The embattled Ulster Unionist Party is slowly rebuilding behind the scenes, even if those outside its "inner circles" cannot see it, leader Mike Nesbitt has said.
Six months after the former TV news anchor was elected as its new high-profile figurehead, critics claim the party has yet to enjoy any early political boost.
On Saturday, Mr Nesbitt will use his first party conference speech as Ulster Unionist leader to highlight the need to give new hope to recession-hit communities.
But his address at Belfast's Titanic building will also be aimed at reassuring his rank-and-file about their own future prospects, as they fear a continued political squeeze from both the DUP and Alliance Party.

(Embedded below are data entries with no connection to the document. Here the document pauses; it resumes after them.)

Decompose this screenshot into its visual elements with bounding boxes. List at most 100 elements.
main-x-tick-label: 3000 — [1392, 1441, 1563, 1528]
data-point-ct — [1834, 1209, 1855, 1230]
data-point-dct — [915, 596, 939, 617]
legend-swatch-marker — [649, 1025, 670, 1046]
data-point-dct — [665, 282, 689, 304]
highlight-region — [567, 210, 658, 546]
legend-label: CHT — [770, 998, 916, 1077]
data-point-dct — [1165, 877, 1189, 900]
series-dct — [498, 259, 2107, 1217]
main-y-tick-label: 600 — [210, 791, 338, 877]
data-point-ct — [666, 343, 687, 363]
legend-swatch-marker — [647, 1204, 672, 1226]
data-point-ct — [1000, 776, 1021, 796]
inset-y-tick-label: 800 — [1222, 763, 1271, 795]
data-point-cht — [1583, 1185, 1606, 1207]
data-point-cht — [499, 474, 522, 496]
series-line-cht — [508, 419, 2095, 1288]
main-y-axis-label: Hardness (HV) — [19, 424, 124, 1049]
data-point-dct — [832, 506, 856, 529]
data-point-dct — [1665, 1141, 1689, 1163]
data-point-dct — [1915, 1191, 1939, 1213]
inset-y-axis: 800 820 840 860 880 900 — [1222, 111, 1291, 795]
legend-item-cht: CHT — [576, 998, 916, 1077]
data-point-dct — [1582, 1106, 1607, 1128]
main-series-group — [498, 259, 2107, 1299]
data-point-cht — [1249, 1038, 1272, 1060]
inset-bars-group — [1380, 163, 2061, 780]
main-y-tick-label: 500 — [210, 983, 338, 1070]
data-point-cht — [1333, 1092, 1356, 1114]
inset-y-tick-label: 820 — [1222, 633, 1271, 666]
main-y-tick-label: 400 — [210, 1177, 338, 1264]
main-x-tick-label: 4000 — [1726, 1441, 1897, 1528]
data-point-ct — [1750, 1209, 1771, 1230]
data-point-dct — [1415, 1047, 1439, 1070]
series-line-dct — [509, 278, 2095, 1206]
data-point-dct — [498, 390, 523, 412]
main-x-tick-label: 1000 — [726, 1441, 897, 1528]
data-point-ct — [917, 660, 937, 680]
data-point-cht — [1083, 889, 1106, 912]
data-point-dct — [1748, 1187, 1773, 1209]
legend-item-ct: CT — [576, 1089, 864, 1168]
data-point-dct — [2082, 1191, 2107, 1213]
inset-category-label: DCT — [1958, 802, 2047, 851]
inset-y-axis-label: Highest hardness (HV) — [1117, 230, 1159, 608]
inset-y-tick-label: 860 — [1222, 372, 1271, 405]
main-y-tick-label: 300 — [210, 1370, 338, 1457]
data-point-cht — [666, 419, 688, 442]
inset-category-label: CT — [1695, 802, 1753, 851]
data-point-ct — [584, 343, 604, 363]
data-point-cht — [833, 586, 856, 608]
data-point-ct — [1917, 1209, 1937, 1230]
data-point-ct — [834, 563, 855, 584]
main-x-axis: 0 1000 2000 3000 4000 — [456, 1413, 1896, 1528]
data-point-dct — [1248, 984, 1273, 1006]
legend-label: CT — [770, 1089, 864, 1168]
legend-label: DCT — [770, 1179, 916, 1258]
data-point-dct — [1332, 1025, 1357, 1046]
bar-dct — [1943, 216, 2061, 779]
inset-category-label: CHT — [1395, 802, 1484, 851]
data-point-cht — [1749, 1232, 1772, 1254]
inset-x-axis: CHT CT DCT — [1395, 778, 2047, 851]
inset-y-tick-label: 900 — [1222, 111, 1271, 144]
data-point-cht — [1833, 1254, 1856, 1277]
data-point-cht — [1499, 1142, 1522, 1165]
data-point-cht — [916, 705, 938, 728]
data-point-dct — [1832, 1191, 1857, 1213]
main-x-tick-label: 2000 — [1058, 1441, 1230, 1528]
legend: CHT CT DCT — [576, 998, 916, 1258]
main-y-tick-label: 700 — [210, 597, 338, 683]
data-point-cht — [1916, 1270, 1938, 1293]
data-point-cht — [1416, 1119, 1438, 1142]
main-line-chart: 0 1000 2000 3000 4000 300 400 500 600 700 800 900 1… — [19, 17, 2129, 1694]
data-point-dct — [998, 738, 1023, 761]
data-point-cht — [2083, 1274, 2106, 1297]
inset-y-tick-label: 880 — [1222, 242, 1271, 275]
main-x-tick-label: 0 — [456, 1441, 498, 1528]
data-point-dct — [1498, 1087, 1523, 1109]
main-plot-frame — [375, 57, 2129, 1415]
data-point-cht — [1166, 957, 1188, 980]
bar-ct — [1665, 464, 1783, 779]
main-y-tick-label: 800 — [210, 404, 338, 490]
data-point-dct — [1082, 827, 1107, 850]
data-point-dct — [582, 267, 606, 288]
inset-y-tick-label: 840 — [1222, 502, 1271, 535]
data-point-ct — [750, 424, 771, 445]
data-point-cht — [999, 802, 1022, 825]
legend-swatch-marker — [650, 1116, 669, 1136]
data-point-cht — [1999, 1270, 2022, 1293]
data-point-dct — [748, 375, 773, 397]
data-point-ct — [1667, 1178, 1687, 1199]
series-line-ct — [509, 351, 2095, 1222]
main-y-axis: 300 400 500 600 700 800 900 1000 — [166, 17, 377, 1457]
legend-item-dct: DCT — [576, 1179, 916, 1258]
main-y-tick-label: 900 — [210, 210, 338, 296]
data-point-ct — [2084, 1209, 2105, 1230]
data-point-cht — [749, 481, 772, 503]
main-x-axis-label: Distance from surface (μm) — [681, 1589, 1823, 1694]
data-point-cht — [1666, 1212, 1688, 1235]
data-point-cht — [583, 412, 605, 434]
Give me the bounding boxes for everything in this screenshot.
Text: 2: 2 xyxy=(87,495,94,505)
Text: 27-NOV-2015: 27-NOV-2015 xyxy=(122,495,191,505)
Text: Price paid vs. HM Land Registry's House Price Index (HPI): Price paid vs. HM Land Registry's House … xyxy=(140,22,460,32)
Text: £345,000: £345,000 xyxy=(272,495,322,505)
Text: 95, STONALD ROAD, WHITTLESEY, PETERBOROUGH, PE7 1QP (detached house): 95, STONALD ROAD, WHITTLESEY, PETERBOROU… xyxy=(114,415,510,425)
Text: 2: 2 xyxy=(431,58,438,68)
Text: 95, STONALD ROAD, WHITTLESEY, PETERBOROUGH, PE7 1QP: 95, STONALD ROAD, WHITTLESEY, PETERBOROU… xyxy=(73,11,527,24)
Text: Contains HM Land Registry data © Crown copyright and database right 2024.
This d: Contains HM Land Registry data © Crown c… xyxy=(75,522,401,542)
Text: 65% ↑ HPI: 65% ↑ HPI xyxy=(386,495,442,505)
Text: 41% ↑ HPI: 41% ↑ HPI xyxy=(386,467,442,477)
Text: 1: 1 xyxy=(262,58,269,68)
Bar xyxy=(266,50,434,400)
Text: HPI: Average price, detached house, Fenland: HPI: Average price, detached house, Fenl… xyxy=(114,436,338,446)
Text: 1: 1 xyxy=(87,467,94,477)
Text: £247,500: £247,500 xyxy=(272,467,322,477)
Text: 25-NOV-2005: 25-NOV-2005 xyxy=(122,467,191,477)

Their leader has argued, however, that he is putting in place the groundwork necessary for future growth. He said: "I am content, but I also understand that people outside the party and the inner circles of the party would not necessarily be across what's been happening.
"I ran on a ticket which was largely based on organisational reform as the key urgent need, rather than producing a suite of policies. That reflected, first of all, my analysis of what the Ulster Unionist Party needs to put itself back into a position where it can be at the heart of government.
"And also the fact that the next election isn't scheduled until June 2014 (for the European parliament), so we're in, for Northern Ireland, an unusually fallow patch in terms of elections. So, there is no point peaking politically in the summer of 2012 when you want to peak in the summer of 2014."
He added: "I am pleased enough. It is always, no matter what organisation or sector you're in, slower than you want it to be. But we're going in the direction that I had in mind."
The new leader, who for years was one of Northern Ireland's best-known broadcasters, described his experience of political life as "a roller coaster" but said he is keen to learn from experience.
"In terms of anything, media performance, policy creation, leadership - I would never come out of a studio, or out of a meeting or out of a debate, and think 'I nailed that, I could never, ever possibly do that better'," he said. "Life-long learning is something that politicians glibly say we should be into - well, I am into it. Do I make mistakes? Yeah, I make mistakes. Do I learn from them? I think I do."